— Джакс ранен?
— Нет, хотя пытался, — сказал Дрен.
— Джакс, — сказал Хасан, кладя руку мужчине на плечо. — Это я. С тобой все в порядке?
Тогда Джакс поднял голову, заплаканную и окровавленную, и Дрен никогда раньше не видел такого отчаяния в глазах мужчины:
— Почему я не могу умереть?
— Джакс. Ты не хочешь этого делать, — сказал Хасан, забирая своего друга из рук Дрена. — Не сейчас. Не после всего, через что прошли мы — через что прошел ты. Не сейчас, когда мы побеждаем.
— Мы никогда не победим, — всхлипнул Джакс. — Монсута не позволит нам. Он даже не позволяет мне умереть.
Хасан взглянул на Дрена:
— Монсута мертв, Джакс. Ты его убил.
— Ты отрубил его чертову голову, — сказал Дрен.
— Нет! — закричал Джакс. — Он жив. Я его слышу. Он разговаривает со мной. Смеется надо мной. — Он оттолкнулся от Хасана. — Это все трюк. Он играет со мной в свои игры.
Хасан поднял обе руки:
— Переведи дух, Джакс. Его здесь нет. Он мертв, обещаю тебе. Ты в безопасности. Тебе просто нужен отдых.

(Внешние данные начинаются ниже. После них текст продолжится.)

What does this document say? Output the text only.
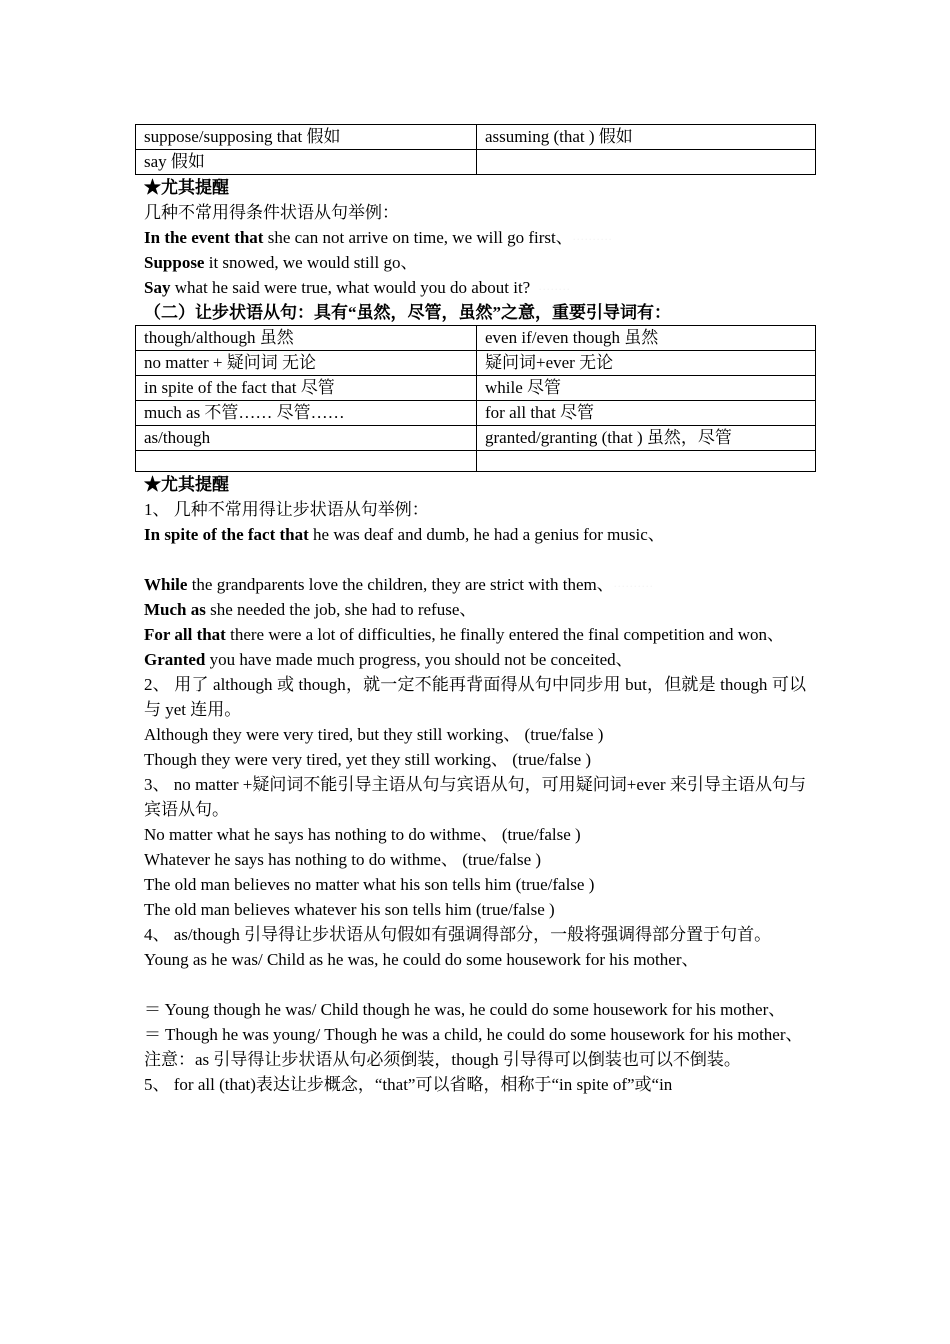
suppose/supposing that 假如	assuming (that ) 假如
say 假如	
★尤其提醒
几种不常用得条件状语从句举例：
In the event that she can not arrive on time, we will go first、 ··········
Suppose it snowed, we would still go、
Say what he said were true, what would you do about it? ········
（二）让步状语从句：具有“虽然，尽管，虽然”之意，重要引导词有：
though/although 虽然	even if/even though 虽然
no matter + 疑问词 无论	疑问词+ever 无论
in spite of the fact that 尽管	while 尽管
much as 不管…… 尽管……	for all that 尽管
as/though	granted/granting (that ) 虽然，尽管

★尤其提醒
1、 几种不常用得让步状语从句举例：
In spite of the fact that he was deaf and dumb, he had a genius for music、
While the grandparents love the children, they are strict with them、 ··········
Much as she needed the job, she had to refuse、
For all that there were a lot of difficulties, he finally entered the final competition and won、
Granted you have made much progress, you should not be conceited、
2、 用了 although 或 though，就一定不能再背面得从句中同步用 but，但就是 though 可以与 yet 连用。
Although they were very tired, but they still working、 (true/false )
Though they were very tired, yet they still working、 (true/false )
3、 no matter +疑问词不能引导主语从句与宾语从句，可用疑问词+ever 来引导主语从句与宾语从句。
No matter what he says has nothing to do withme、 (true/false )
Whatever he says has nothing to do withme、 (true/false )
The old man believes no matter what his son tells him (true/false )
The old man believes whatever his son tells him (true/false )
4、 as/though 引导得让步状语从句假如有强调得部分，一般将强调得部分置于句首。
Young as he was/ Child as he was, he could do some housework for his mother、
＝ Young though he was/ Child though he was, he could do some housework for his mother、
＝ Though he was young/ Though he was a child, he could do some housework for his mother、
注意：as 引导得让步状语从句必须倒装，though 引导得可以倒装也可以不倒装。
5、 for all (that)表达让步概念，“that”可以省略，相称于“in spite of”或“in
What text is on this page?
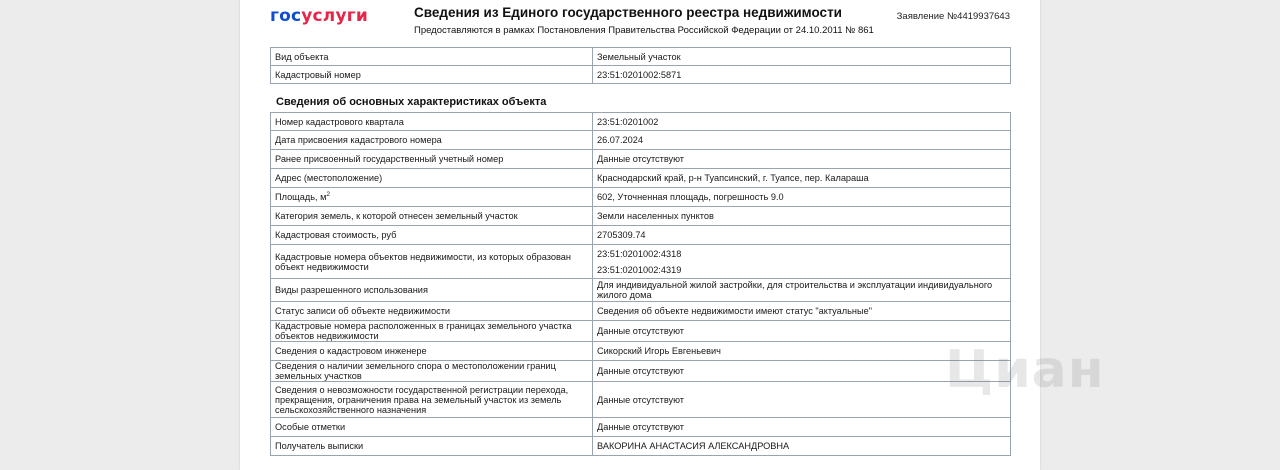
госуслуги	Сведения из Единого государственного реестра недвижимости
Предоставляются в рамках Постановления Правительства Российской Федерации от 24.10.2011 № 861
Заявление №4419937643
Вид объекта	Земельный участок
Кадастровый номер	23:51:0201002:5871
Сведения об основных характеристиках объекта
Номер кадастрового квартала	23:51:0201002
Дата присвоения кадастрового номера	26.07.2024
Ранее присвоенный государственный учетный номер	Данные отсутствуют
Адрес (местоположение)	Краснодарский край, р-н Туапсинский, г. Туапсе, пер. Калараша
Площадь, $м^2$	602, Уточненная площадь, погрешность 9.0
Категория земель, к которой отнесен земельный участок	Земли населенных пунктов
Кадастровая стоимость, руб	2705309.74
Кадастровые номера объектов недвижимости, из которых образован объект недвижимости	23:51:0201002:4318
23:51:0201002:4319

Виды разрешенного использования	Для индивидуальной жилой застройки, для строительства и эксплуатации индивидуального жилого дома
Статус записи об объекте недвижимости	Сведения об объекте недвижимости имеют статус "актуальные"
Кадастровые номера расположенных в границах земельного участка объектов недвижимости	Данные отсутствуют
Сведения о кадастровом инженере	Сикорский Игорь Евгеньевич
Сведения о наличии земельного спора о местоположении границ земельных участков	Данные отсутствуют
Сведения о невозможности государственной регистрации перехода, прекращения, ограничения права на земельный участок из земель сельскохозяйственного назначения	Данные отсутствуют
Особые отметки	Данные отсутствуют
Получатель выписки	ВАКОРИНА АНАСТАСИЯ АЛЕКСАНДРОВНА
Циан
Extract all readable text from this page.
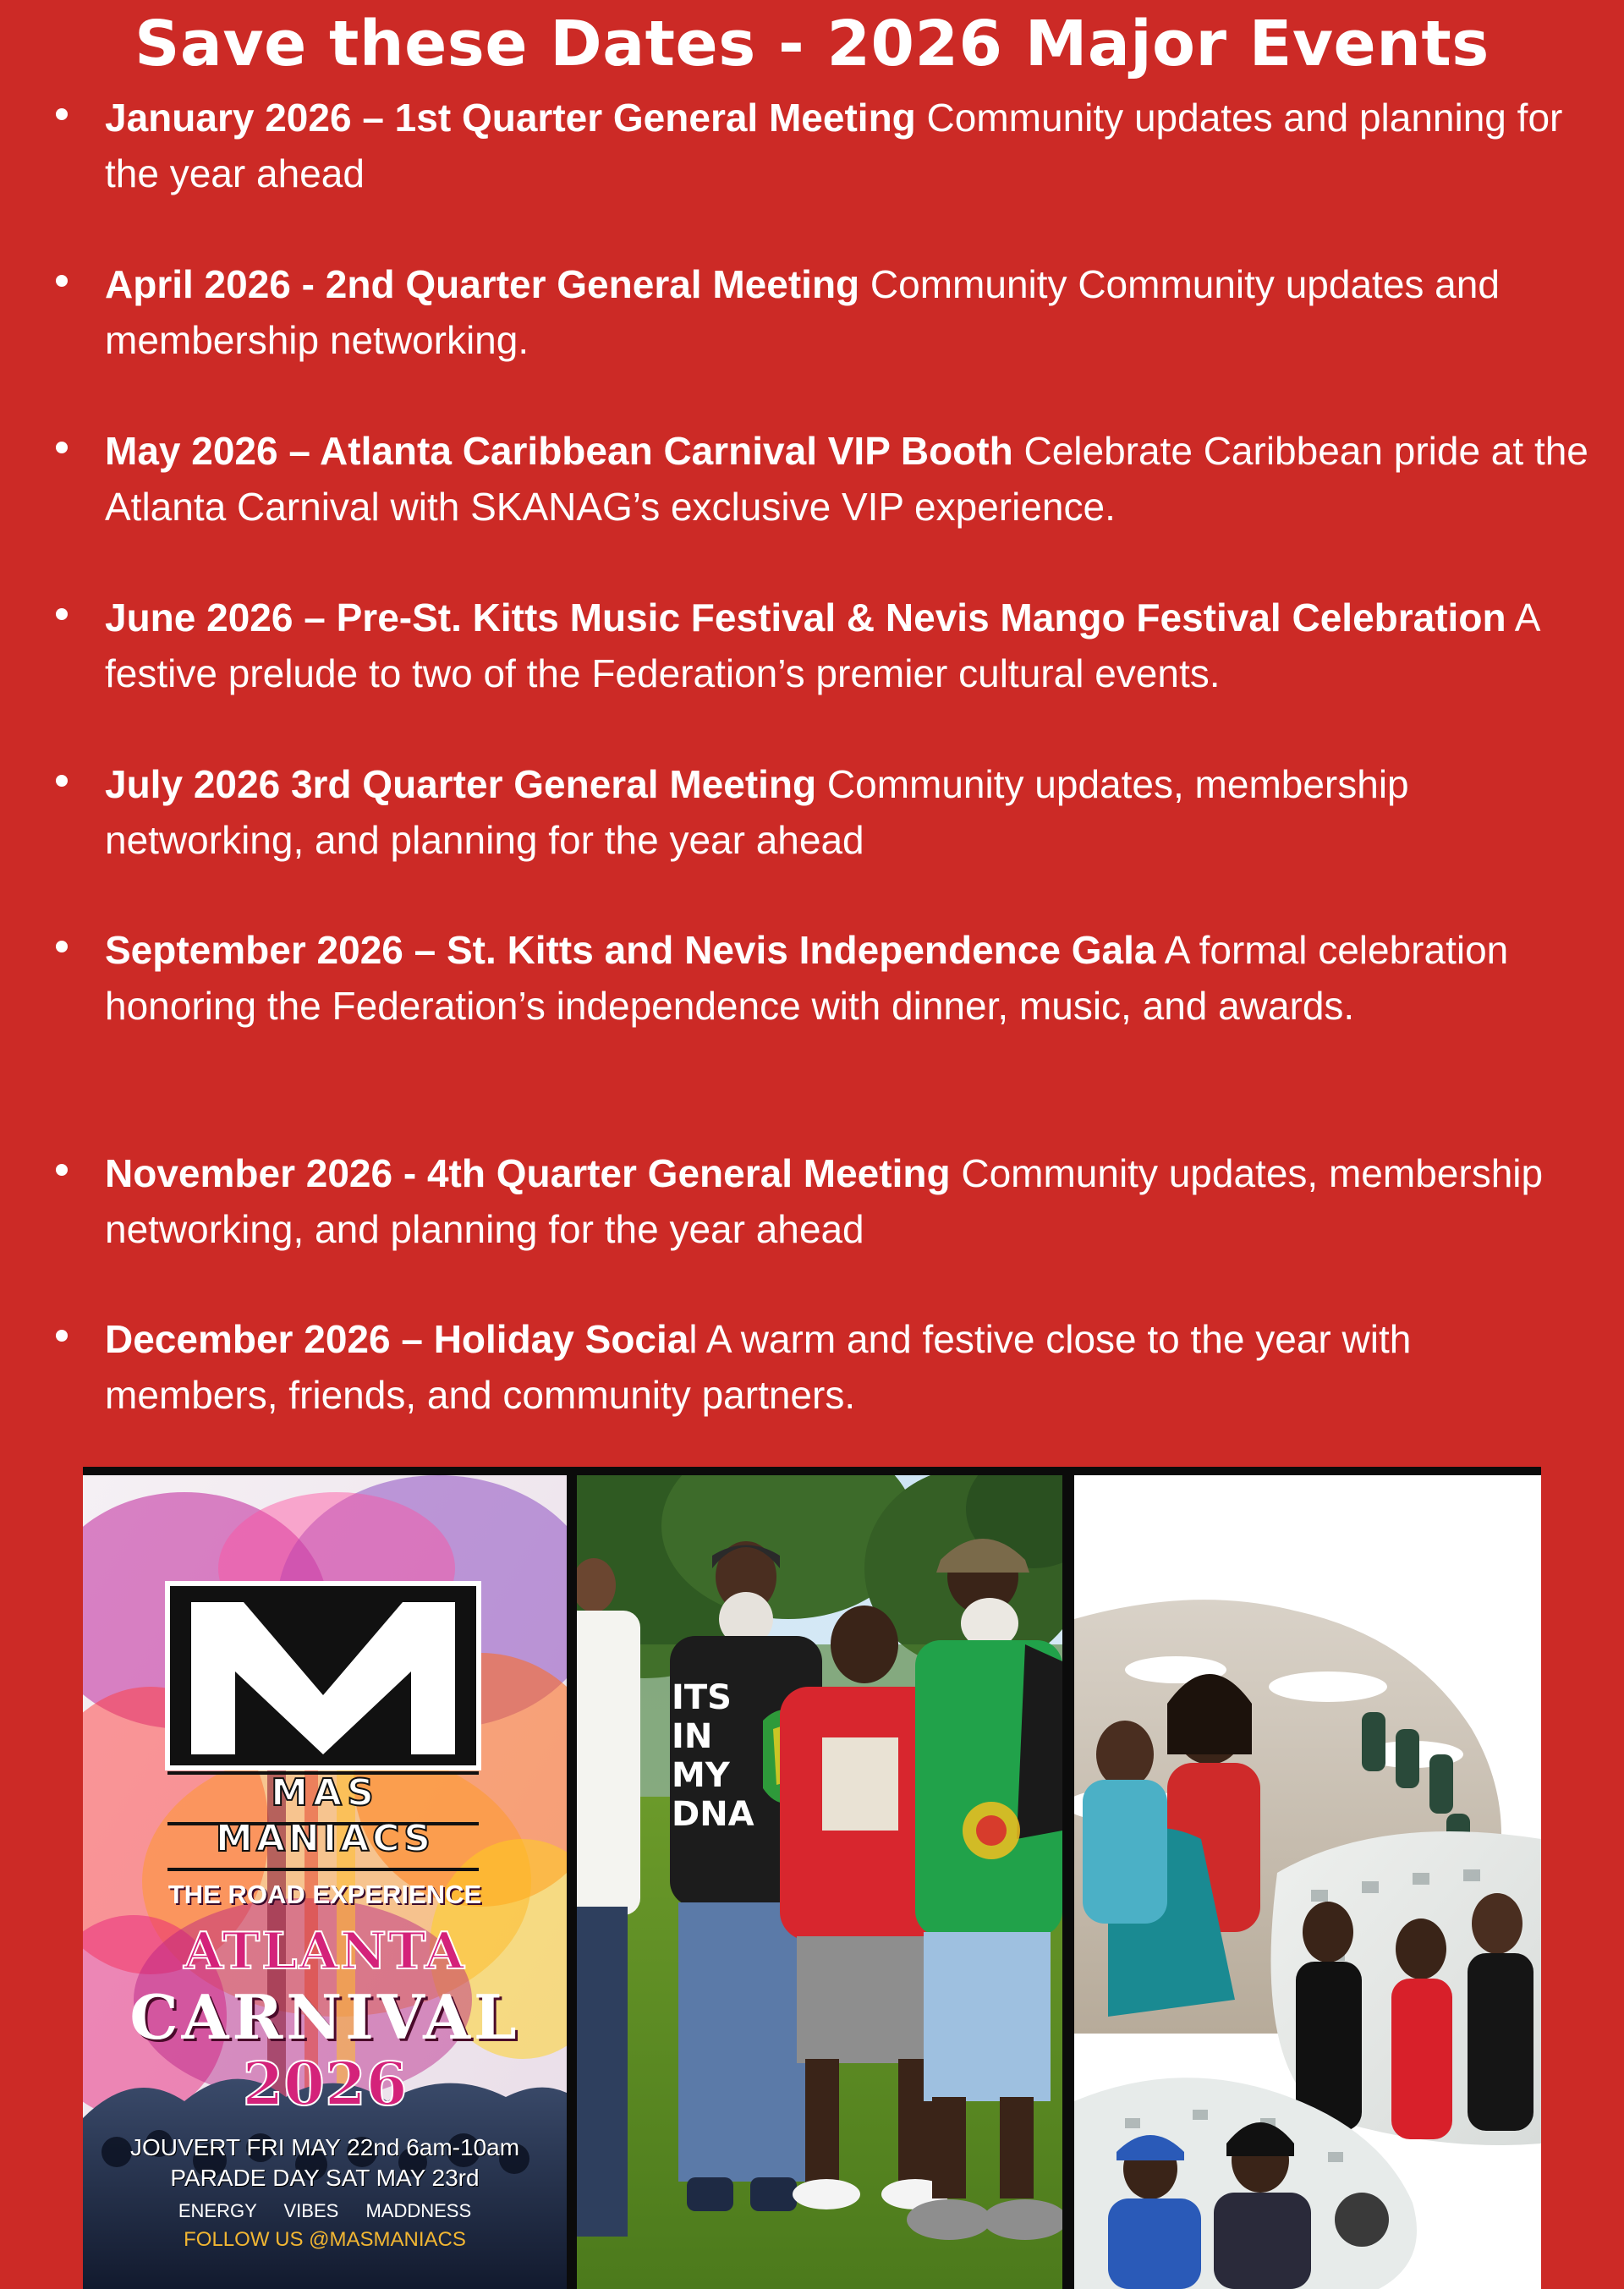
Save these Dates - 2026 Major Events

January 2026 – 1st Quarter General Meeting Community updates and planning for the year ahead

April 2026 - 2nd Quarter General Meeting Community Community updates and membership networking.

May 2026 – Atlanta Caribbean Carnival VIP Booth Celebrate Caribbean pride at the Atlanta Carnival with SKANAG’s exclusive VIP experience.

June 2026 – Pre-St. Kitts Music Festival & Nevis Mango Festival Celebration A festive prelude to two of the Federation’s premier cultural events.

July 2026 3rd Quarter General Meeting Community updates, membership networking, and planning for the year ahead

September 2026 – St. Kitts and Nevis Independence Gala A formal celebration honoring the Federation’s independence with dinner, music, and awards.

November 2026 - 4th Quarter General Meeting Community updates, membership networking, and planning for the year ahead

December 2026 – Holiday Social A warm and festive close to the year with members, friends, and community partners.

MAS
MANIACS
THE ROAD EXPERIENCE
ATLANTA
CARNIVAL
2026
JOUVERT FRI MAY 22nd 6am-10am
PARADE DAY SAT MAY 23rd
ENERGY VIBES MADDNESS
FOLLOW US @MASMANIACS
ITS
IN
MY
DNA
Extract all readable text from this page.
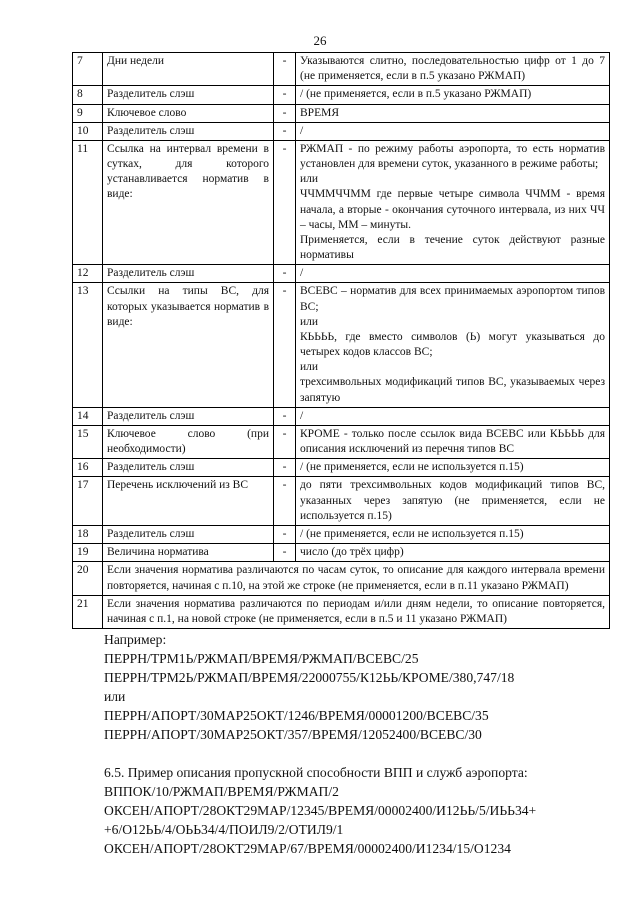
26
7	Дни недели	-	Указываются слитно, последовательностью цифр от 1 до 7 (не применяется, если в п.5 указано РЖМАП)

8	Разделитель слэш	-	/ (не применяется, если в п.5 указано РЖМАП)

9	Ключевое слово	-	ВРЕМЯ

10	Разделитель слэш	-	/

11	Ссылка на интервал времени в сутках, для которого устанавливается норматив в виде:	-	РЖМАП - по режиму работы аэропорта, то есть норматив установлен для времени суток, указанного в режиме работы;
или
ЧЧММЧЧММ где первые четыре символа ЧЧММ - время начала, а вторые - окончания суточного интервала, из них ЧЧ – часы, ММ – минуты.
Применяется, если в течение суток действуют разные нормативы

12	Разделитель слэш	-	/

13	Ссылки на типы ВС, для которых указывается норматив в виде:	-	ВСЕВС – норматив для всех принимаемых аэропортом типов ВС;
или
КЬЬЬЬ, где вместо символов (Ь) могут указываться до четырех кодов классов ВС;
или
трехсимвольных модификаций типов ВС, указываемых через запятую

14	Разделитель слэш	-	/

15	Ключевое слово (при необходимости)	-	КРОМЕ - только после ссылок вида ВСЕВС или КЬЬЬЬ для описания исключений из перечня типов ВС

16	Разделитель слэш	-	/ (не применяется, если не используется п.15)

17	Перечень исключений из ВС	-	до пяти трехсимвольных кодов модификаций типов ВС, указанных через запятую (не применяется, если не используется п.15)

18	Разделитель слэш	-	/ (не применяется, если не используется п.15)

19	Величина норматива	-	число (до трёх цифр)

20	Если значения норматива различаются по часам суток, то описание для каждого интервала времени повторяется, начиная с п.10, на этой же строке (не применяется, если в п.11 указано РЖМАП)		
21	Если значения норматива различаются по периодам и/или дням недели, то описание повторяется, начиная с п.1, на новой строке (не применяется, если в п.5 и 11 указано РЖМАП)		
Например:
ПЕРРН/ТРМ1Ь/РЖМАП/ВРЕМЯ/РЖМАП/ВСЕВС/25
ПЕРРН/ТРМ2Ь/РЖМАП/ВРЕМЯ/22000755/К12ЬЬ/КРОМЕ/380,747/18
или
ПЕРРН/АПОРТ/30МАР25ОКТ/1246/ВРЕМЯ/00001200/ВСЕВС/35
ПЕРРН/АПОРТ/30МАР25ОКТ/357/ВРЕМЯ/12052400/ВСЕВС/30
6.5. Пример описания пропускной способности ВПП и служб аэропорта:
ВППОК/10/РЖМАП/ВРЕМЯ/РЖМАП/2
ОКСЕН/АПОРТ/28ОКТ29МАР/12345/ВРЕМЯ/00002400/И12ЬЬ/5/ИЬЬ34+
+6/О12ЬЬ/4/ОЬЬ34/4/ПОИЛ9/2/ОТИЛ9/1
ОКСЕН/АПОРТ/28ОКТ29МАР/67/ВРЕМЯ/00002400/И1234/15/О1234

— В безопасности? — Джакс огляделся, увидел Черепа, лежащие мертвыми на земле, затем вернулся к Дрену и Хасану. — Только мертвые в безопасности.
— Пойдем, отведем тебя домой, — сказал Хасан. — Давай немного отдохнем.
Джакс позволил другу обнять себя за плечи.
Хасан посмотрел на Дрена:
— Ты молодец, малыш.
— Ага. Спасибо. — Дрен закашлялся. Хоть какая, но победа.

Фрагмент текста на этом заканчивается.